UNDER THE HAWTHORN TREE, MÉLODRAME DE ZHANG YIMOU. AVEC ZHOU DONGYU, SHAWN DOU, XI MEIJUAN. 1H54. SORTIE: 04/04. **

La période où se déroule Under The Hawthorn Tree est celle dite de la Révolution culturelle. Commencée en 1966, cette dernière devait s’achever avec la mort du leader historique Mao Zedong, dix ans plus tard. Mais c’est entre 1966 et 1969 que se firent principalement et le plus durement sentir les effets de cette politique visant à purger le Parti (unique) communiste chinois de ses éléments « révisionnistes » ou « droitiers ». La jeunesse fut appelée à en être le fer de lance, le Petit Livre rouge à la main. La destruction des vestiges de la culture ancienne fut au menu, tout comme l’envoi des intellectuels et des étudiants en « rééducation » dans le milieu rural, jugé « pur » et exemplaire.

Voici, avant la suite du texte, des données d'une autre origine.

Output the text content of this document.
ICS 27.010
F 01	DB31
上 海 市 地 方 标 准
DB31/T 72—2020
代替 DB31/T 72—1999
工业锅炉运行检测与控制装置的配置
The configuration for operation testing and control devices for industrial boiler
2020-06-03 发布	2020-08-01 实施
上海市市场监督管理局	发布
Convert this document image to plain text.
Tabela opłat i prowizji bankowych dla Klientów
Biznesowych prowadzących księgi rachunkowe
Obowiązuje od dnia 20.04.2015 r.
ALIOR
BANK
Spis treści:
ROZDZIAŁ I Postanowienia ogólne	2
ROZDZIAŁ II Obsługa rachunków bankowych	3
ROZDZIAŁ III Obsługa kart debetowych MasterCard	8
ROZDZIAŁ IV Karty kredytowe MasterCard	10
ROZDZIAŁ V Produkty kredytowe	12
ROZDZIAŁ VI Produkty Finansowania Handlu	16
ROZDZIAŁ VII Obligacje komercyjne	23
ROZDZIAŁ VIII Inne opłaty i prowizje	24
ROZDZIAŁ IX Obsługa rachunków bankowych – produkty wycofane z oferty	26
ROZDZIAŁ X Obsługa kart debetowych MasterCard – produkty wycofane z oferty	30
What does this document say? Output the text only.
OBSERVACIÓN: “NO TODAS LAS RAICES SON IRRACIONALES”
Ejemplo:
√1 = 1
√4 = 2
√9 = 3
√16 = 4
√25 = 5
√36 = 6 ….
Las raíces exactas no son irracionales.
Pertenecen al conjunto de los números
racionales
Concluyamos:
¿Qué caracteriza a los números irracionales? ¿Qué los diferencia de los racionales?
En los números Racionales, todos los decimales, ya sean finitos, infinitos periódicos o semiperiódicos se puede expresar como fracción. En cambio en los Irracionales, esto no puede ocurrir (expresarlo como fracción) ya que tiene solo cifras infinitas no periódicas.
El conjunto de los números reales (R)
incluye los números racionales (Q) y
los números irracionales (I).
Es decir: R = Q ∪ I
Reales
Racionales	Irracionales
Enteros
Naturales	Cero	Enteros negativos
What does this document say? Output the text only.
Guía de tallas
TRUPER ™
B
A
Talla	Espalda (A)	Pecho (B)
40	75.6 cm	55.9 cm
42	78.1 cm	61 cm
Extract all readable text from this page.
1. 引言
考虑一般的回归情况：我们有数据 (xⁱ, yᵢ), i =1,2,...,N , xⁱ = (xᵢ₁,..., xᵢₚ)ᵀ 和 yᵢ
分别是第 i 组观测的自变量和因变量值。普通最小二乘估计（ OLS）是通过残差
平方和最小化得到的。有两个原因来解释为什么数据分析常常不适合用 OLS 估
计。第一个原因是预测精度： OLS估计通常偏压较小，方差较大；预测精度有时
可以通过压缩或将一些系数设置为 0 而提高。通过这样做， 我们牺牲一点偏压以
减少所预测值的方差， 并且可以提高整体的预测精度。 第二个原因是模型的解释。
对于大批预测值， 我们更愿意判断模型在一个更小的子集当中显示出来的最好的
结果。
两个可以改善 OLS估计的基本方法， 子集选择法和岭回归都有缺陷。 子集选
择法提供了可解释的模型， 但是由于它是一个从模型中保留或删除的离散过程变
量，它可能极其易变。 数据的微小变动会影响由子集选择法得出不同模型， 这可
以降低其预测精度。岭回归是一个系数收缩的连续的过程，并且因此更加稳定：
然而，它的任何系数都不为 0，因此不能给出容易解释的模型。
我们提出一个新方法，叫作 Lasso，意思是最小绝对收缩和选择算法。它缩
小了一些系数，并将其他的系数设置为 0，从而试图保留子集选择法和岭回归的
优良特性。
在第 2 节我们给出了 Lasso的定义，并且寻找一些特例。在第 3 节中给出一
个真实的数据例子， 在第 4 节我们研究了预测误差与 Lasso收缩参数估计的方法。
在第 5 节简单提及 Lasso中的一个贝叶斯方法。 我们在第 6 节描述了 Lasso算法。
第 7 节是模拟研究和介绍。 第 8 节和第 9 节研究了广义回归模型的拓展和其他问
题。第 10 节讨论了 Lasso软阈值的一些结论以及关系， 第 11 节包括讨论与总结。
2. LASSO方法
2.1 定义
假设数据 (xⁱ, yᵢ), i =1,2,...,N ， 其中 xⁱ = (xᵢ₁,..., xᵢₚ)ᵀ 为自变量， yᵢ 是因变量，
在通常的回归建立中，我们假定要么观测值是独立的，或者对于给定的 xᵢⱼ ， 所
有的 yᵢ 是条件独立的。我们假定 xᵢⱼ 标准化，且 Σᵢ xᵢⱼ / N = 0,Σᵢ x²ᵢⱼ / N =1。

Agé de quinze ans au début de la Révolution culturelle, Zhang Yimou fut contraint d’abandonner ses études pour aller travailler durant trois ans dans une ferme, puis sept ans dans un atelier de tissage… On pourrait imaginer dès lors que le cinéaste aurait un point de vue politique, historique au moins, sur le cadre où s’inscrit son nouveau film. Ce n’est hélas pas le cas, Zhang confirmant le désinvestissement idéologique, voire philosophique, d’un artiste qui sut oser et déranger à ses débuts, mais qui est devenu depuis un notable installé, prisé du régime qui lui confie des commandes d’Etat (il fut chargé notamment de mettre en scène la cérémonie d’ouverture des Jeux olympiques de Beijing… en remplacement d’un Steven Spielberg qui s’était retiré pour la cause des Droits de l’Homme).

Un impossible amour

L’héroïne du film s’appelle Jing. Lycéenne à la ville, elle est envoyée à la campagne pour y travailler dans les champs et subir une « rééducation » que « justifient » non seulement sa vocation intellectuelle (elle étudie pour devenir elle-même professeur, comme sa mère), mais aussi la détention de son père pour « droitisme », qui vaut déjà à sa mère une interdiction d’exercer. Dans la région montagneuse où elle a été expédiée, Jing fera la connaissance de Sun, un garçon plus âgé auquel un contexte familial sans « tache » offre au contraire certains privilèges. Amoureux de Jing, dont les sentiments lui répondent très vite, il va en profiter pour l’aider, manifestant à la jeune fille une dévotion qui n’en rend pas moins leur amour condamné à la clandestinité. Car la mise à l’épreuve de Jing, revenue dans son lycée puis acceptée à l’essai pour un poste d’enseignante, l’empêche de commettre le moindre écart, fut-il inspiré par l’amour…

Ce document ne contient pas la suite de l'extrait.